Domingo 20 de enero

Domingo 20 de enero
II domingo del tiempo ordinario

(Recuerda:
1. Pide el Espíritu Santo
2. Lee despacio y entiende
3. Medita qué te dice la Palabra de Dios
4. Ora, respóndele al Señor)

Evangelio según san Juan 2, 1-11
En aquel tiempo, había una boda en Caná de Galilea, y la madre de Jesús estaba allí. Jesús y sus discípulos estaban también invitados a la boda. Faltó el vino, y la madre de Jesús le dijo:
—«No les queda vino.»
Jesús le contestó:
—«Mujer, déjame, todavía no ha llegado mi hora.»
Su madre dijo a los sirvientes:
—«Haced lo que él diga.»
Había allí colocadas seis tinajas de piedra, para las purificaciones de los judíos, de unos cien litros cada una. Jesús les dijo:
—«Llenad las tinajas de agua.»
Y las llenaron hasta arriba.
Entonces les mandó:
—«Sacad ahora y llevádselo al mayordomo.»
Ellos se lo llevaron.
El mayordomo probó el agua convertida en vino sin saber de dónde venía (los sirvientes sí lo sabían, pues habían sacado el agua), y entonces llamó al novio y le dijo:
—«Todo el mundo pone primero el vino bueno y cuando ya están bebidos, el peor; tú, en cambio, has guardado el vino bueno hasta ahora.»
Así, en Caná de Galilea Jesús comenzó sus signos, manifestó su gloria, y creció la fe de sus discípulos en él.

Pistas: Es el primer signo de Jesús que nos cuenta el Evangelio de Juan.
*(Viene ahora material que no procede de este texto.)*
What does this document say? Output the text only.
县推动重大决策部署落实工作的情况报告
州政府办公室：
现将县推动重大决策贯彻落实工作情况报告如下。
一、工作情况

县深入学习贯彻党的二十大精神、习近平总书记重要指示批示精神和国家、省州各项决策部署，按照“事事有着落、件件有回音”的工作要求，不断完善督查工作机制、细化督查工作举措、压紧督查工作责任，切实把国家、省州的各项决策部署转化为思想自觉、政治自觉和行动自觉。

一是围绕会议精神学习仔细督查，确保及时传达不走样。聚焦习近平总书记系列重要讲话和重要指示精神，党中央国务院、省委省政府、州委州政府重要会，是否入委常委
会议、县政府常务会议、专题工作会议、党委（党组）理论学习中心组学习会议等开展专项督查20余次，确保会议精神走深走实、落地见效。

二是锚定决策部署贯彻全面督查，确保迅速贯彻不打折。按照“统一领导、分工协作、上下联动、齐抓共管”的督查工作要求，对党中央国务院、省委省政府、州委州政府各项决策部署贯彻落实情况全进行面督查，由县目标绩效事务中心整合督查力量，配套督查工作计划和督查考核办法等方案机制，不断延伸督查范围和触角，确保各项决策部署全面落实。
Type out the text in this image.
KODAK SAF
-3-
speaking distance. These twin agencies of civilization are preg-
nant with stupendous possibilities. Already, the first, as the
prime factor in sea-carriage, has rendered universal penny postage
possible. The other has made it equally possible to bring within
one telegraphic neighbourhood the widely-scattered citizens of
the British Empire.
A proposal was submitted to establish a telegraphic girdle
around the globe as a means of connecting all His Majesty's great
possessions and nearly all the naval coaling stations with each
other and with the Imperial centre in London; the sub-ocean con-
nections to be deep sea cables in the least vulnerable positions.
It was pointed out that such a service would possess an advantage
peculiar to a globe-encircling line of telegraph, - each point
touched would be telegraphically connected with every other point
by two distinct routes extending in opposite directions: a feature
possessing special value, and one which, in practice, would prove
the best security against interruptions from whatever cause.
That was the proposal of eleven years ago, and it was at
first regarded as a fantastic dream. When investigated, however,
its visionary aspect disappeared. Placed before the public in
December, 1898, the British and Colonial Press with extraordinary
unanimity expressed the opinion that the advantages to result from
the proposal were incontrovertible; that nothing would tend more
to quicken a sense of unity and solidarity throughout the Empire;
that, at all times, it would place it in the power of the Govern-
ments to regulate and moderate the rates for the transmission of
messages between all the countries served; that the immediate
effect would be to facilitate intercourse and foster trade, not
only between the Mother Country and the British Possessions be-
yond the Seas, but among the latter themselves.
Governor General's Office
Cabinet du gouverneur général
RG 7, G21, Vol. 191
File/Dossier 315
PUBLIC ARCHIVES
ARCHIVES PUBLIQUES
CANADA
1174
En él Jesús “manifestó su gloria, y creció la fe de sus discípulos en Él”. Así que de este modo hay que leerlo. Fijémonos en algunas claves.
Todo sucede en una boda. Una celebración llena de alegría, de vida. En la Biblia se utiliza muchas veces la imagen de la alianza nupcial para hablar de la alianza de Dios con su Pueblo. Es el amor de Dios por su pueblo. Y ahí está Jesús, el que va a hacer la nueva alianza.
El agua se convierte en vino. En el mejor vino. María descubre que falta vino y dice: “Haced lo que Él os diga”. Fíjate cómo este Evangelio es un relato de personas que obedecen. Hacer la voluntad de Dios es querer seguirle, querer estar abiertos a lo que Él te ofrece.
Las tinajas de la purificación están vacías. Las tinajas solían estar siempre llenas, sobre todo durante una fiesta. ¿Por qué están vacías? La observancia de la ley de la pureza, simbolizada en las seis tinajas, ha agotado todas sus posibilidades. Jesús traerá una nueva ley, una nueva alianza, que llevará aquella a plenitud. Por eso, se llenan nuevamente y Jesús lo transforma todo.
Como ponía antes, todo pasa por personas que obedecen: Jesús a María, los sirvientes a Jesús. Para que lo nuevo que trae Jesús se lleve a cabo hace falta personas que obedezcan. Es el mejor vino. No podía ser de otra manera.
Y esto consolida la fe de los discípulos y manifiesta quién es Jesús. El que lleva lo antiguo a plenitud, el que trae el vino nuevo, el que hace la nueva alianza. Y en tu vida ¿falta vino? ¿falta alegría? ¿falta la transformación que sólo Jesús lleva a cabo? Haz lo que Jesús te diga y todo será nuevo.

Relee el Evangelio, escucha lo que Dios te dice y respóndele con tu oración.